Uma idosa de 78 anos, moradora de Campo Grande, na Zona Oeste do Rio de Janeiro, está há três anos esperando uma cirurgia de hérnia pelo Sistema Único de Saúde (SUS). Após anos de sofrimento e consultas, a família descobriu que seu nome nunca foi incluído na fila do Sisreg, o sistema de regulação do município. Enquanto isso, o tempo médio de espera para esse tipo de consulta mais que dobrou na capital fluminense.
História de dor e abandono
A dona de casa Maria Cristina da Silva Tito convive com dores intensas que a impedem de realizar atividades básicas. Levantar do sofá, ir ao banheiro ou sair de casa sozinha são tarefas impossíveis. “Eu não posso pegar um ônibus, não posso pegar uma van. Não tem como subir na van. Não tem como subir no ônibus. É dificuldade até sentada, para deitar é pior. É difícil dormir, só durmo se tomar um remédio de dor”, relata Maria.
Ela chegou a passar por uma cirurgia de emergência, mas as hérnias voltaram a se desenvolver, agravando seu quadro de saúde. A filha Thainá, que cuida da mãe, desabafa: “A gente que é filha vendo a situação dela, chegar todo dia do trabalho e ver sua mãe ali sentada, ouvir que não aguenta mais. A gente segura, todo mundo pensa que está bem, mas não está. É preocupante, eu não trabalho bem porque fico preocupado com ela”.
Erro no cadastro e anos perdidos
Em 2014, a família procurou a Clínica da Família Antônio Gonçalves Vila Sobrinho, em Campo Grande, para tentar agendar a cirurgia. A equipe afirmou que Maria seria incluída na fila do Sisreg. No entanto, cinco anos depois, em 2019, ao retornar à unidade, a paciente descobriu que nunca havia sido registrada no sistema. “Eu liguei para ela. Quando liguei, ela estava chorando muito. ‘Thainá, passaram cinco anos esperando a operação, e você não sabe da maior: meu nome nem está no Sisreg, não está em lugar nenhum. Eles nem sabiam que eu precisava da operação’”, conta a filha.
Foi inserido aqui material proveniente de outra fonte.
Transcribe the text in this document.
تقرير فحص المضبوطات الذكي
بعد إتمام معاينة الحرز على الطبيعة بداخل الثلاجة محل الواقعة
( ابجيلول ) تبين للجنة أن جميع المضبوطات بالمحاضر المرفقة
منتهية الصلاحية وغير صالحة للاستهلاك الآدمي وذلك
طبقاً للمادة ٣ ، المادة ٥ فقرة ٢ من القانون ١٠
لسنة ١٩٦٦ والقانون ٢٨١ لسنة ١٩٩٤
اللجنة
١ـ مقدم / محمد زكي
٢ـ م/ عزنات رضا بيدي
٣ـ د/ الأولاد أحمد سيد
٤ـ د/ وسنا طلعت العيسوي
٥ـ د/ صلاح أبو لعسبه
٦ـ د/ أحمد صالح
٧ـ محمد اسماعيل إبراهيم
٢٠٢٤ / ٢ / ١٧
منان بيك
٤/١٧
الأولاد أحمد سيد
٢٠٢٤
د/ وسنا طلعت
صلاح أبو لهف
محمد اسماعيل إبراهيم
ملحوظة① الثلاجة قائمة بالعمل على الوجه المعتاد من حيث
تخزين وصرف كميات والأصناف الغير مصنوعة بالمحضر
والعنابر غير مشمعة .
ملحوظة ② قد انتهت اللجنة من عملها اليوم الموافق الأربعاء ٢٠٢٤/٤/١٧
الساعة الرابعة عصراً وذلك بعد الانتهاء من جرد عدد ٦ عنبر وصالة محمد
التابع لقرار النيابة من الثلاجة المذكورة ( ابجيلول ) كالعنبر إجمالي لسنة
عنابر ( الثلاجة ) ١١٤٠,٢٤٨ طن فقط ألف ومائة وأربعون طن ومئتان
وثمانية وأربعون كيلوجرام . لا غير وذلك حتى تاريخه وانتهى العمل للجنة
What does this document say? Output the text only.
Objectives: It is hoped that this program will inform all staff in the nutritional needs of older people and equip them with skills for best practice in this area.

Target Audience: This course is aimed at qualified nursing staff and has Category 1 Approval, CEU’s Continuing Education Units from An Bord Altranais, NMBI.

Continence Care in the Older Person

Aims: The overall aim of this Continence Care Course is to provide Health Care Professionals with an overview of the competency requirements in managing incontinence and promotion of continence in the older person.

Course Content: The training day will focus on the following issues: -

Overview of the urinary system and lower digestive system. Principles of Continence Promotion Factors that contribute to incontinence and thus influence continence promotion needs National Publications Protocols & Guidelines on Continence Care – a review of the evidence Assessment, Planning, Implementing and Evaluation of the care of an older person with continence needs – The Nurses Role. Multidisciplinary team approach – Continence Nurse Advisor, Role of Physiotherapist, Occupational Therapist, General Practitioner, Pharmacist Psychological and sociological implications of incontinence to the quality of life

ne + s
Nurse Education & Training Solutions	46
Passados mais três anos, a situação permanece inalterada. Segundo a família, Maria ainda não foi inserida na fila para a cirurgia. Os dados do Portal da Transparência da Prefeitura do Rio confirmam que a espera é longa e crescente: em 2024, o tempo médio para consulta com cirurgião especialista em hérnia era de 78 dias; em 2025, subiu para 141 dias; e entre janeiro e julho de 2026, a média chegou a aproximadamente 164 dias.
Impacto na saúde e no cotidiano
Enquanto aguarda atendimento, o estado de saúde de Maria piora. Diariamente, ela toma uma grande quantidade de analgésicos e, em dias alternados, outros medicamentos para conseguir se locomover dentro de casa. “Eu procuro ficar tranquila porque não adianta ficar nervosa, mas tem hora que você quer sair correndo, porque você é abandonada, sabe? Você é abandonado pela saúde”, desabafa a idosa.
A família denuncia que a falta de assistência vai além do erro administrativo. “A gente confiou no sistema, e ele falhou. Minha mãe está sofrendo há anos por uma cirurgia que deveria ser garantida”, afirma Thainá.
Resposta da Secretaria Municipal de Saúde
A Secretaria Municipal de Saúde do Rio de Janeiro informou que dona Maria precisa perder peso para realizar a cirurgia, e que teria sido notificada sobre isso em 2023. No entanto, a paciente nega ter recebido essa orientação. Após a reportagem, a prefeitura encaminhou um agente comunitário de saúde na última sexta-feira (24), agendou exames e um tratamento no centro especializado em obesidade e metabolismo da Zona Oeste. Na segunda-feira (27), uma enfermeira visitou Maria, e na terça-feira (28), um médico também esteve em sua residência para dar continuidade ao tratamento.
Apesar da ação após a repercussão, a filha Thainá demonstra insatisfação: “Só agiram porque a imprensa se envolveu. Antes disso, ninguém fez nada. Minha mãe continuou abandonada”.
O drama de muitos no Rio
O caso de Maria Cristina não é isolado. O aumento do tempo de espera para consultas especializadas reflete a sobrecarga do sistema de saúde municipal. Em 2025, a espera média já havia quase dobrado em relação a 2024, e a tendência de alta segue em 2026. De acordo com especialistas, o problema está na gestão de filas e na falta de vagas para cirurgias eletivas, agravada pela pandemia e pela demanda reprimida.
Enquanto o poder público tenta resolver a situação, a idosa segue em casa, dependente de remédios e da ajuda da filha para as tarefas mais simples. A certeza de ter sido ignorada por anos deixa marcas profundas. “É uma sensação de abandono que não se cura só com cirurgia”, conclui Thainá.